Putting the “Contract” in Contractor

The term “contractor” may now be a synonym for independent builder, but the etymology of the word should indicate how this relationship is allowed to function. Every job or employer should be accompanied by a new contract. This contract should outline crucial details like:

  • A comprehensive description of work to be performed
  • Project deadlines
  • Quality standards
  • Payment procedures
  • Indemnification agreements

The last point is the most crucial one. Indemnity is a security against loss, for example, ensuring the contractor is exempt from legal responsibility for his or her actions. In other words, it serves as insurance. Contracts will often specify the types of insurance required, but indemnity agreements also encompass known areas of risk and where liability will land based on those risks.

For example, a structure that was not built up to code may be in danger of collapsing no matter how skilled a contractor is renovating it. Indemnity agreements preemptively assign responsibility in scenarios like these to prevent blame improperly falling upon parties undeserving of the consequences.

Contractors Insurance

The most effective means of protecting against risk is to have contractors insurance. The policy should cover assets, work performed, liability and workers’ compensation. Contractors should carefully read the declarations section of their policy to see word-for-word what is covered. They should also be certain to scan the exclusions section in order to determine the situations that will not be covered.

Follow OSHA and Building Codes

In the past, mistakes were made that cost workers their lives and property owners their valuable assets. Such mistakes led to the implementation and enforcement of government regulations to avoid future problems.

Worksite code governs how employees are treated and how dangerous conditions are addressed, dictating safety standards and procedures. Following these guidelines helps remove liability risk, although it cannot negate risk entirely.

Similarly, building codes exist to protect property owners from issues like faulty wiring, structural collapse, toxic fume exposure and other problems that could occur from work performed. Without regulation, asbestos ceilings and lead-based paint would still be commonplace. Since no one construction worker is a structural engineer, an electrical engineer, a chemist, a physicist or a doctor, building codes help prevent dangerous mistakes that might unintentionally occur.

Subcontractor Diligence

Just as the property owner or the project manager wants to avoid assuming risk from contractors, contractors who hire out subcontractors should ensure that they will not be held accountable for actions performed by the subcontractor. Subcontractor contracts must be drafted and reviewed just as carefully as initial contracts, and these parties should carry their own insurance in most instances.

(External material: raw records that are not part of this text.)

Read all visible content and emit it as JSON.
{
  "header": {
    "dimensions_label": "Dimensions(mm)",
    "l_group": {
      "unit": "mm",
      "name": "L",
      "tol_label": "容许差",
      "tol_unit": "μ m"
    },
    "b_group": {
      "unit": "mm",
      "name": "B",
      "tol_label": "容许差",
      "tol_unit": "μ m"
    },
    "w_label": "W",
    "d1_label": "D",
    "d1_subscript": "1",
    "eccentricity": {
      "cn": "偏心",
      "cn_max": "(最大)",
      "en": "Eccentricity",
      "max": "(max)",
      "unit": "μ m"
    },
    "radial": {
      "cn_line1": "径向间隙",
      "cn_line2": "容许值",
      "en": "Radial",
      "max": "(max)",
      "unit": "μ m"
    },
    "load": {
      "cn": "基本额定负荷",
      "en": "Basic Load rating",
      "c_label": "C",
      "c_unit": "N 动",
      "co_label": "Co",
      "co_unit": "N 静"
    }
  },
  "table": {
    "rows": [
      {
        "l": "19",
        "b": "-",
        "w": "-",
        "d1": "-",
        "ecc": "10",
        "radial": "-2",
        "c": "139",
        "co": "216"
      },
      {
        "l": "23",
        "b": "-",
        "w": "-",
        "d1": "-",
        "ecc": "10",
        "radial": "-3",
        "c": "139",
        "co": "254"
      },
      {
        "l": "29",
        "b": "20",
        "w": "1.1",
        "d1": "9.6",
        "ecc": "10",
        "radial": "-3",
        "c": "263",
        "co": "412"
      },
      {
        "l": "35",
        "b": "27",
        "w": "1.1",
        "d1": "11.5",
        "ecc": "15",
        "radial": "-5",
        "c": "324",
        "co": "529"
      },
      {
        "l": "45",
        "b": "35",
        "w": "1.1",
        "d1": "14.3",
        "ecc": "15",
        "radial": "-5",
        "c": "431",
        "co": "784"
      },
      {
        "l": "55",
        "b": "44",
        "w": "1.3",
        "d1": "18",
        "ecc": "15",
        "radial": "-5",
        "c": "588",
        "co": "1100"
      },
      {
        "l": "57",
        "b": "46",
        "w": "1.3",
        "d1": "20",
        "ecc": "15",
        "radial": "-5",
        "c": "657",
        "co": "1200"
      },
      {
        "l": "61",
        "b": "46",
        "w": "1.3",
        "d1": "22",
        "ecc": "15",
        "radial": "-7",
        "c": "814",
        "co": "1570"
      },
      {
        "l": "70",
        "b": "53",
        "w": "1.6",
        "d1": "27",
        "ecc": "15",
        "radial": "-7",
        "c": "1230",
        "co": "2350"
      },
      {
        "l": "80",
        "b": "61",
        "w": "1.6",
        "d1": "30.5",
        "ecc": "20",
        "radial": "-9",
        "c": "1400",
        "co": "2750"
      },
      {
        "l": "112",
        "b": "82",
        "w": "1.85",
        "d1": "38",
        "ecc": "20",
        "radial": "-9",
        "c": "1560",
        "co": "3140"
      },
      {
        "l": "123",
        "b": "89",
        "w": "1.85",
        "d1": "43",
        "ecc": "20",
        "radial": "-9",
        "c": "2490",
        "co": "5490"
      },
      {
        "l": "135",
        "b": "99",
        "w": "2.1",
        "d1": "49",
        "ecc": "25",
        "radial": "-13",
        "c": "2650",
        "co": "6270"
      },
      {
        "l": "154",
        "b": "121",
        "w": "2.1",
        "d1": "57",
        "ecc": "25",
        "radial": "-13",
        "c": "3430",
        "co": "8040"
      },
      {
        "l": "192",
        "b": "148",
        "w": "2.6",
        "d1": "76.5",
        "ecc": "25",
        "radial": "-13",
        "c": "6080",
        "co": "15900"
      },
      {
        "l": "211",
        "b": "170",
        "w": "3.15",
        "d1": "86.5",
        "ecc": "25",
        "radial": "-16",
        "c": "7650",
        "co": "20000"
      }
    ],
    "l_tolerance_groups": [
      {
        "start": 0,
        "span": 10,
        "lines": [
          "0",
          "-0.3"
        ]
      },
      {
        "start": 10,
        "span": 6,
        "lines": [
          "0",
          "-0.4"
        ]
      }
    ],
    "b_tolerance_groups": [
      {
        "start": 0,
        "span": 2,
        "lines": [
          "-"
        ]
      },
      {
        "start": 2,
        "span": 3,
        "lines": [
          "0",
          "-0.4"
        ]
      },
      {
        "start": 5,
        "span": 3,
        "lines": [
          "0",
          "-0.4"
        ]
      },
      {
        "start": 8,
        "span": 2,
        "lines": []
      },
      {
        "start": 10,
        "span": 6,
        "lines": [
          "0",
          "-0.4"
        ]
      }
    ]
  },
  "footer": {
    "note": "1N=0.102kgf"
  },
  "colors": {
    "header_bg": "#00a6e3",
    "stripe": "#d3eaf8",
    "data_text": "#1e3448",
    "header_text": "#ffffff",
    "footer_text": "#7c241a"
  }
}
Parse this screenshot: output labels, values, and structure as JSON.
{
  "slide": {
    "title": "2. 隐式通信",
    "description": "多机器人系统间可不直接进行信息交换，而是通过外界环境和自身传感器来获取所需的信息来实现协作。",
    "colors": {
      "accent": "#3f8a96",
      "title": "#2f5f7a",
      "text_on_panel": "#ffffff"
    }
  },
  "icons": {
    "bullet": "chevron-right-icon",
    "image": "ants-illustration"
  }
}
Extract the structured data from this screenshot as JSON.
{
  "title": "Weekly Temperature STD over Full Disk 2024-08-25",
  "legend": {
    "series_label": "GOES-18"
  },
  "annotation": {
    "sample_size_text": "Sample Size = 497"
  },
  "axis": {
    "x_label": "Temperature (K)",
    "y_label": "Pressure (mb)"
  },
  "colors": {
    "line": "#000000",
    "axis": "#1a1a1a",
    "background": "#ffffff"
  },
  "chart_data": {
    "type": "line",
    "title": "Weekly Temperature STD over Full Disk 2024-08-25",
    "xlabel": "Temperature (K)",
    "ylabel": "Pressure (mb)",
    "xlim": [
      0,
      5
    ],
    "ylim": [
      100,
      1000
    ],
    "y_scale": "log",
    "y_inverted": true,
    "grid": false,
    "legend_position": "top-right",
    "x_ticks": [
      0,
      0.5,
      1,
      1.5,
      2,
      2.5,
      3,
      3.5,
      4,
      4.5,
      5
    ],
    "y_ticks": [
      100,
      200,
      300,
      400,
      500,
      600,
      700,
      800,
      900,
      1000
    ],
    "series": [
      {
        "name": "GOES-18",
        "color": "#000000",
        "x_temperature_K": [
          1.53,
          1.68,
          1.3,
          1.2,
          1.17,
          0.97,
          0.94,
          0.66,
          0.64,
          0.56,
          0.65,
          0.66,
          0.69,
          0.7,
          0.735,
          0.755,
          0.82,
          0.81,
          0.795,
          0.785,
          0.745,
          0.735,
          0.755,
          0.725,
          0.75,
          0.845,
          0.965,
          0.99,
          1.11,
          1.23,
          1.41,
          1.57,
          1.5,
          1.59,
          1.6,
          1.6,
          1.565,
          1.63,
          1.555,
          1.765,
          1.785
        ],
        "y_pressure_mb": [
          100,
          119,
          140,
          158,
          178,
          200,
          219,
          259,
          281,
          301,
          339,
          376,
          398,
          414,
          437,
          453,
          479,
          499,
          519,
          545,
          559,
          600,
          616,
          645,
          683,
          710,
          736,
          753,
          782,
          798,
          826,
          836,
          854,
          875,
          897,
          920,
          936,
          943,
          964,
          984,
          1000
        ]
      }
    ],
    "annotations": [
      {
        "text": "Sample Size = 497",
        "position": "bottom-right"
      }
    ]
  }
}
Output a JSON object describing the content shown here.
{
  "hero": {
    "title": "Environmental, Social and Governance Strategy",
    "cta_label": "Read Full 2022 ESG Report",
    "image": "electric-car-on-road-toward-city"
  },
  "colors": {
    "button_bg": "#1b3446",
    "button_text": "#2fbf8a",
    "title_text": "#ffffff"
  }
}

Those hiring subcontractors are still obligated to practice due diligence, in the sense that they must screen for subcontractors that have the knowledge and experience to perform the work according to the standards laid out in the initial contract.

Use the Knowledge of People Who Understand Risk the Best

Review your risk portfolio with an insurance agent to become aware of common risks and liabilities associated with your profession. Agencies can provide resources like safety manuals and inform you of common risk scenarios. They can also recommend legal counseling so that contracts will not place undue burdens on any parties, especially yours.

Practices like this may seem like a headache, but they can prevent even worse headaches from occurring down the line. By exercising risk management practices, you can rest assured that if something goes wrong, no one will unjustly take the fall for someone else.